Il participe également au Mouvement pacifiste "L'appel des 100"
L'abbé vantant "Le devoir de désobéissance" s'est accompli en refusant ce qui était inacceptable à ses yeux. Il n'a pas seulement fait que s'opposer, il a aussi forgé les consciences et bâti solidement. Cela se voit encore aujourd'hui...
Le marquis Charles de Lordat n'ayant pas de descendance, confie le domaine de Sainte-Gemme à Bram au soin de l'Abbé Gau en 1950. Charge à lui d'y créer un établissement social. Albert Gau prend alors contact avec Odette Robert. Cette éducatrice fonde avec l'abbé et Geneviève Geldreich, le Centre Educatif de Sainte-Gemme. Lorsqu'il apprend en 1968 la vente du château de Lordat, le père Gau s'active avec l'Association Sainte-Gemme pour recueillir des fonds. C'est la création d'un second établissement, sous la forme d'un C.A.T. Au début des années 1970, toujours avec la bienveillante autorité d'Albert Gau, les terres de Sainte-Gemme voient l'édification d'une maison de convalescence : Le Centre de Lordat. Il est inauguré le 2 février 1972 ; toujours en activité, il s'est transformé en Pôle de santé.
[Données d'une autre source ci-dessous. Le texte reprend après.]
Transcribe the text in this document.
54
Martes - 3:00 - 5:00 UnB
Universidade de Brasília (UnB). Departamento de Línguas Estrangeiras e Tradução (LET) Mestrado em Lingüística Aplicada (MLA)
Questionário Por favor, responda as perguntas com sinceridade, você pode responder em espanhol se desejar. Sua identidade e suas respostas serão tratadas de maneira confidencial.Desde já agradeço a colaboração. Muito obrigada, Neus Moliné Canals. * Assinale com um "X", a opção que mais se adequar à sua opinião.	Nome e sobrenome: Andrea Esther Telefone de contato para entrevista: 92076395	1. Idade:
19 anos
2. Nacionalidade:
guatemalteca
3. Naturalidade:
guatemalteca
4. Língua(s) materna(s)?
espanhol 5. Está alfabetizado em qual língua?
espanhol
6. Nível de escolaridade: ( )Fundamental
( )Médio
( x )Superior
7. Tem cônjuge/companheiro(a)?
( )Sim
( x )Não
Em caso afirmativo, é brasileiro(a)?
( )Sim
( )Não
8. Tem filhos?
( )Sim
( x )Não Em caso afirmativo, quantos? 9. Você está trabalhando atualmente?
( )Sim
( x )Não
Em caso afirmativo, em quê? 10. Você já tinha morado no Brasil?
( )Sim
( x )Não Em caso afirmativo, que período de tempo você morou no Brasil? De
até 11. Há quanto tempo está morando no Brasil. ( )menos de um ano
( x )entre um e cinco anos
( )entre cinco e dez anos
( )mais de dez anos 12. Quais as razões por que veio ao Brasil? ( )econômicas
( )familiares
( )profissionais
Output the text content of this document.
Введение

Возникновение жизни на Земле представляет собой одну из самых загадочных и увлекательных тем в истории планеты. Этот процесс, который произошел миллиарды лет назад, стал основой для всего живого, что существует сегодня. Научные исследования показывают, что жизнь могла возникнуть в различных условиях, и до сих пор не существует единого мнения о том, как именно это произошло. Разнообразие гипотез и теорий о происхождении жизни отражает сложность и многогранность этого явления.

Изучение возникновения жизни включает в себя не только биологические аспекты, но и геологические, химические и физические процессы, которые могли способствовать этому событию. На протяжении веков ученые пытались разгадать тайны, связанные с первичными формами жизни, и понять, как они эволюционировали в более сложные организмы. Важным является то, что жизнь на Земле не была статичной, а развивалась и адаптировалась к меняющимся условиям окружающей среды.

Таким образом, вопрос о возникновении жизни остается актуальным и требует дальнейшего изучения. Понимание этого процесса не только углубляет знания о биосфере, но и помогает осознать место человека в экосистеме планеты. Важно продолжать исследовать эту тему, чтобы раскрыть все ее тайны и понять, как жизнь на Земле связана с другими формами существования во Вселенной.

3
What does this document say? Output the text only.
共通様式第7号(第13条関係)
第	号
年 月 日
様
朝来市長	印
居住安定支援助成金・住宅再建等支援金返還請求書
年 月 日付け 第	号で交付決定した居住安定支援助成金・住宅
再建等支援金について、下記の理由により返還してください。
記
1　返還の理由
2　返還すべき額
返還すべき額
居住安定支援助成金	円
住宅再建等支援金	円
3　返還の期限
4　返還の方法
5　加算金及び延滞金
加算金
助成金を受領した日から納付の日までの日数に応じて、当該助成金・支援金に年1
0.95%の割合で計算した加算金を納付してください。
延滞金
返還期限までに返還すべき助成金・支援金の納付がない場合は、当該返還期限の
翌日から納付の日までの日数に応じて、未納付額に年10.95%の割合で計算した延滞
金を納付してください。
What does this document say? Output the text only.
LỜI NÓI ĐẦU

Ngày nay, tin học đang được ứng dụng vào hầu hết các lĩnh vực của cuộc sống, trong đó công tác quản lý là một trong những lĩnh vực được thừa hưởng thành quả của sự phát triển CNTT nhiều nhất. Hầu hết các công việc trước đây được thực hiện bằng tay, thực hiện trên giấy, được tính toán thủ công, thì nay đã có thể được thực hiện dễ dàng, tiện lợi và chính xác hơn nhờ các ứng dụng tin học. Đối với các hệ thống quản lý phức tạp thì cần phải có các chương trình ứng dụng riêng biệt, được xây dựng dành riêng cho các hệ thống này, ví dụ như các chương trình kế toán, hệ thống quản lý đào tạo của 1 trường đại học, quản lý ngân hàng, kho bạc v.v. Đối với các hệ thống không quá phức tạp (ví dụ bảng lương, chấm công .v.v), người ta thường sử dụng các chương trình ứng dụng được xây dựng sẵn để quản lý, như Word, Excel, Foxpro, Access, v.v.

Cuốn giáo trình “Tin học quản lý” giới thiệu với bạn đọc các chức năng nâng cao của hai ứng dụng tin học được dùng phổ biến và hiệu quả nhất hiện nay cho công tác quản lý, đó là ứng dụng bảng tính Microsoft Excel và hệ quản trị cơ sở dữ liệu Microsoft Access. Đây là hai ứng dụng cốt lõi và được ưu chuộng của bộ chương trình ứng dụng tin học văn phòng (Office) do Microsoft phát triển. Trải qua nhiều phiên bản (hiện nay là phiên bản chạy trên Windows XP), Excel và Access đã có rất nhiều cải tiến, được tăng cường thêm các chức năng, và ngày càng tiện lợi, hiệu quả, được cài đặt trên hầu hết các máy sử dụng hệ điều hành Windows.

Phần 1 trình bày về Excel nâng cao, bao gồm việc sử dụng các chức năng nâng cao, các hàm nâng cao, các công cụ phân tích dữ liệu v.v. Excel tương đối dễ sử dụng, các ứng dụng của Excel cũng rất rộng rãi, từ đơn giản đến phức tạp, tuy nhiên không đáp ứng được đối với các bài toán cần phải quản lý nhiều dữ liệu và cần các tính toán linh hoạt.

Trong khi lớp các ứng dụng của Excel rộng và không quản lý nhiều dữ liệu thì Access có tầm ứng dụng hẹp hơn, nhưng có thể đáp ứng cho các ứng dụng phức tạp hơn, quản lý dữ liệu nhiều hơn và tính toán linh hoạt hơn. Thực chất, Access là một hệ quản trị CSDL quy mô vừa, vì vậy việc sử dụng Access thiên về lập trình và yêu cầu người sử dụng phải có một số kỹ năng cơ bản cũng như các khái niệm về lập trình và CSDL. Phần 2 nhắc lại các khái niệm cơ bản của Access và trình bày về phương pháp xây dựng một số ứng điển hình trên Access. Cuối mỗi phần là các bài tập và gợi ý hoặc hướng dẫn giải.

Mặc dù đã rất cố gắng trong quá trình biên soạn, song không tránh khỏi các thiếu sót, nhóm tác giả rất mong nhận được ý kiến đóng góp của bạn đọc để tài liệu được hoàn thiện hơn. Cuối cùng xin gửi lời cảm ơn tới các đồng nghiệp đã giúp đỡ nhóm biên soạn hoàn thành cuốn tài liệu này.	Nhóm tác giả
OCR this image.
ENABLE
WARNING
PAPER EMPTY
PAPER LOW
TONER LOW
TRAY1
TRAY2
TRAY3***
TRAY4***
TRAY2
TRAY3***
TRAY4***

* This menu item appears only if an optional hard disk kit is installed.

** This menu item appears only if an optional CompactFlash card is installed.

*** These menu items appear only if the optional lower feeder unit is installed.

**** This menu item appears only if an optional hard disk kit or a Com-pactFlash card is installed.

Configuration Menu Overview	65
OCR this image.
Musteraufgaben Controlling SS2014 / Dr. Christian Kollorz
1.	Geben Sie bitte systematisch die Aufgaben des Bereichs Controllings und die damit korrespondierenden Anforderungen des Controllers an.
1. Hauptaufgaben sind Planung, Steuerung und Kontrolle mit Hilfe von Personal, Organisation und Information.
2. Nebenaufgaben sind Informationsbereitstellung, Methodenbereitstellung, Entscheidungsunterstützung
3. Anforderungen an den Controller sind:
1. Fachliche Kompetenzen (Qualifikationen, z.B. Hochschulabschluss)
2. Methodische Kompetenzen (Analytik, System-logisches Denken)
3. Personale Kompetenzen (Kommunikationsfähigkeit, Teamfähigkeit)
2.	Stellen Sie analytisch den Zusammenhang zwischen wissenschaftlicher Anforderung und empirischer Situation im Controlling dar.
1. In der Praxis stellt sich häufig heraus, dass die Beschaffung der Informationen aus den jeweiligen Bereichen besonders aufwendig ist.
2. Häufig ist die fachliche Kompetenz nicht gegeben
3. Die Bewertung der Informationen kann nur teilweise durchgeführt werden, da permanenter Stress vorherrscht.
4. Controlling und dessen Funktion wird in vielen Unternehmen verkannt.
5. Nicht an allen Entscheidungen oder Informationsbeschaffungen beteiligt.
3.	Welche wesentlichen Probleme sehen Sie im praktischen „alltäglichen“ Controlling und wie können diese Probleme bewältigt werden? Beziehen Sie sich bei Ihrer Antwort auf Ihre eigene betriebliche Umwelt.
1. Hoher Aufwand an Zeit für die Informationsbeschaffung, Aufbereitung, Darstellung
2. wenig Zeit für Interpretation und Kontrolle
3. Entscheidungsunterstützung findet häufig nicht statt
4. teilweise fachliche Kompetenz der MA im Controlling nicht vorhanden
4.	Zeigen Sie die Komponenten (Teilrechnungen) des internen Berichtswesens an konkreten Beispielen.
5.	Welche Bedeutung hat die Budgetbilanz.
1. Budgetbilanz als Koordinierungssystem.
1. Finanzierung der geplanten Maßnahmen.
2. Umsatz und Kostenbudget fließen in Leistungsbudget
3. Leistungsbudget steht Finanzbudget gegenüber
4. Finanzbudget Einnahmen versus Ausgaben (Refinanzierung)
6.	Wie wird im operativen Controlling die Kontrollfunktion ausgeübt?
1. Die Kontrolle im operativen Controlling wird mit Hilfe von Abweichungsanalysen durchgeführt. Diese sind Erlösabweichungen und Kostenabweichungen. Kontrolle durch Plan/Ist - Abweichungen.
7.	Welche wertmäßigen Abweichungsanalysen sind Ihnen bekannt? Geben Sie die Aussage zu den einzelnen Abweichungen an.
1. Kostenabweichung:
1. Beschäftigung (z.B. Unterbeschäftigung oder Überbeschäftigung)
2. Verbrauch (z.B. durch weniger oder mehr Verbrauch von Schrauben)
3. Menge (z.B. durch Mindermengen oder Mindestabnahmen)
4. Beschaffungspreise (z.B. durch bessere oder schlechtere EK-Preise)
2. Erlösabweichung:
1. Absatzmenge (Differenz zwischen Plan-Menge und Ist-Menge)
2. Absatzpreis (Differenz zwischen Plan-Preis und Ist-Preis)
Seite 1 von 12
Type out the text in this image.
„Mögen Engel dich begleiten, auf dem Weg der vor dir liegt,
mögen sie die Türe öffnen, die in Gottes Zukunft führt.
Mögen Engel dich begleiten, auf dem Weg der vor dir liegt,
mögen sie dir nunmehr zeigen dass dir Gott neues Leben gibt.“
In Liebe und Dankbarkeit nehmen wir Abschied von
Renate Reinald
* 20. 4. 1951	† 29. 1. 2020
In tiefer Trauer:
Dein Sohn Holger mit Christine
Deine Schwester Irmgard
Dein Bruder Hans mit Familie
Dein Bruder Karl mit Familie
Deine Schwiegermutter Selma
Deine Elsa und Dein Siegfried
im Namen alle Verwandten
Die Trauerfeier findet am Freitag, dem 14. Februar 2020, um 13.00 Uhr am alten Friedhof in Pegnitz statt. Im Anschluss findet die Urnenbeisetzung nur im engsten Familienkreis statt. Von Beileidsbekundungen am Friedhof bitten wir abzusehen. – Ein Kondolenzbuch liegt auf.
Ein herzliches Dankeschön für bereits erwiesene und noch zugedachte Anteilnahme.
Le 26 février 1990 à l'Indépendant
Durant toute sa vie, l'Abbé Gau remplit également les fonctions de journaliste. A la Croix du Midi, mais également au journal l'Indépendant dans lequel il signait des articles. Cet homme si riche intellectuellement sera progressivement gagné par la maladie d'Alzheimer. Le 14 mai 1993, Albert Gau est rappelé - comme on le dit - à la maison du père à 12h30 chez lui, à Sainte-Gemme. Ses obsèques sont célébrées dans la cathédrale Saint-Michel, par l'abbé Mazières.
L'abbé Jean Cazaux
"C'était un homme hors du commun. Un prêtre courageux, malheureusement affaibli par la maladie depuis quelques temps.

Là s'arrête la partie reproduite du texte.